Прасковья махнула на сестру рукой, воткнула вилы в землю и двинулась в сторону дома, где жил Егор.
— Егор! Егор, открой!
Прасковья долго грохотала кулаком в за́пертые ворота, а когда собралась уже уходить, услышала, как заскрипела дверь в се́нках1, по настланным доскам во дворе прошлёпали босые ноги, и в проеме калитки возникла всклокоченная Ирина.
— Чего тебе?
— Егор дома?
— Спит Егор. А ты чего по чужим мужикам шляешься? — усмехнулась Ирина.
— Работа, скажи, есть. Пусть зайдет на́ поле, как проспится.
На поле Прасковья вернулась злющая, яростно принялась втыкать вилы в мягкую землю, копая сразу по два куста.

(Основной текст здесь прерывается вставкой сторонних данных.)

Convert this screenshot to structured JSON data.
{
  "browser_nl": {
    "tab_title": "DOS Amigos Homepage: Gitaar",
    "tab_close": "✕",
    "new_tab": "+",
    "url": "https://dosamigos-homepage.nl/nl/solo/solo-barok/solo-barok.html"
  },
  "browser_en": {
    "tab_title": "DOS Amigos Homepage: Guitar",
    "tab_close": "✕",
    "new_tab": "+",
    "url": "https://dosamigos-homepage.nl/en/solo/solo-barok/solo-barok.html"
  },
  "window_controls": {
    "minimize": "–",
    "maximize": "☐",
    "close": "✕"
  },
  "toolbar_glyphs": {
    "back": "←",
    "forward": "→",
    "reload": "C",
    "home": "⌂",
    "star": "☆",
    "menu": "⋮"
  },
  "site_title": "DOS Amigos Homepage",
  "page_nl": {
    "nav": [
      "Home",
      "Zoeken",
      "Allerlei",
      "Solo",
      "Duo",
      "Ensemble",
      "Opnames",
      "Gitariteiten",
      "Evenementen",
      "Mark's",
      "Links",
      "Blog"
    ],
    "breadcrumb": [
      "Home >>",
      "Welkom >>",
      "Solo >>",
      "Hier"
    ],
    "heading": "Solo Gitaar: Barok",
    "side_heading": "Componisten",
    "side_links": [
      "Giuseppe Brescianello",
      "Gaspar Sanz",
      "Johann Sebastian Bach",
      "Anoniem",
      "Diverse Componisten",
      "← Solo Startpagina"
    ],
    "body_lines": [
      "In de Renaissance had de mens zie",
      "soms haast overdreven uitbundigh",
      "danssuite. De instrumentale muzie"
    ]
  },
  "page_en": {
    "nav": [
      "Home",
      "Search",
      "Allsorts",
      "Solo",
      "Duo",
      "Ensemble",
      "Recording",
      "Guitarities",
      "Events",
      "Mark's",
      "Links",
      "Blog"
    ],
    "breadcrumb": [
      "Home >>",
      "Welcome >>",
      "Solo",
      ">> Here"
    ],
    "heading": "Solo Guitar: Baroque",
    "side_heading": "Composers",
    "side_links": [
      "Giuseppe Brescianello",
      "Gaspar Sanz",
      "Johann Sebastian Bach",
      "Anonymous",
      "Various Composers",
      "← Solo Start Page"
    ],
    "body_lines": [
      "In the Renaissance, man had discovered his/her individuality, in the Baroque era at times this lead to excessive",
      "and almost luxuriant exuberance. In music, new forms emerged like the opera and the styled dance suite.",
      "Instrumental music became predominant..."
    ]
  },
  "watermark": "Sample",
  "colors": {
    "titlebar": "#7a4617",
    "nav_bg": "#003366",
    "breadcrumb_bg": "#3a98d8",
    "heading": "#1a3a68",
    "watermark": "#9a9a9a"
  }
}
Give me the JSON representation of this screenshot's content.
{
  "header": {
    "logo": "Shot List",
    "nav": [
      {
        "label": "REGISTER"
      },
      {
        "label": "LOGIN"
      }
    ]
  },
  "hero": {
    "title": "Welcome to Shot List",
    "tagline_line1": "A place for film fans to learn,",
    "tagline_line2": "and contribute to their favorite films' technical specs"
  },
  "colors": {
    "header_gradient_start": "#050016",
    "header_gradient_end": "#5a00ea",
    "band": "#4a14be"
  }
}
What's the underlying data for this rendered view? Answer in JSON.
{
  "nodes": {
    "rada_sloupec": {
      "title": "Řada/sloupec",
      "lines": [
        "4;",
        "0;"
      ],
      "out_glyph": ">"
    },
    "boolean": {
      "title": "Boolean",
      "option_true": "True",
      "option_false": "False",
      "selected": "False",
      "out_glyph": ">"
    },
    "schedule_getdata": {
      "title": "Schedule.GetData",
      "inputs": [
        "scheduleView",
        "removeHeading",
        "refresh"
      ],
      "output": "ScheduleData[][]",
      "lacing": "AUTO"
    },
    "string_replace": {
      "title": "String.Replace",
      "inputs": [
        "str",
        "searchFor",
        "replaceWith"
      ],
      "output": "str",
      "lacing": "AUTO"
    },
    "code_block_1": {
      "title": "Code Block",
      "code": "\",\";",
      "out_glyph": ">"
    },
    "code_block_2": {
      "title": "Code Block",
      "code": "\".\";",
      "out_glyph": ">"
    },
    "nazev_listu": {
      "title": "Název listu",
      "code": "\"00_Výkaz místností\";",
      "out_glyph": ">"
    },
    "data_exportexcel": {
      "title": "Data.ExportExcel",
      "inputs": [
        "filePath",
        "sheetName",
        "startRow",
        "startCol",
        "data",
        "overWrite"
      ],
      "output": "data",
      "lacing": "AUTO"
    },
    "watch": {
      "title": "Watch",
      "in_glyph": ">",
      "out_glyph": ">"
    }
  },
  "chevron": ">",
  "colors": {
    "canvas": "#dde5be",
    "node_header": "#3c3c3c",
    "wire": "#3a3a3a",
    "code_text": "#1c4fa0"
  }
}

— Ты чего это? — Удивилась Ольга. — Собака бешеная у Егора тебя покусала?
— Да и правда, что собака бешеная. Шалава эта у него трётся. Всю ночь гудели похоже. Вышла, как ведьма, косматая. Тянет сивухой — на другом конце улицы слыхать. «Чего по чужим мужикам шляешься» — передразнила Прасковья писклявым голосом Ирину.
— Ох, батюшки, — вздохнула Ольга, опёршись на вилы. — А дитё опять дома одно. Ой, бедный парень, ни отца, ни матери..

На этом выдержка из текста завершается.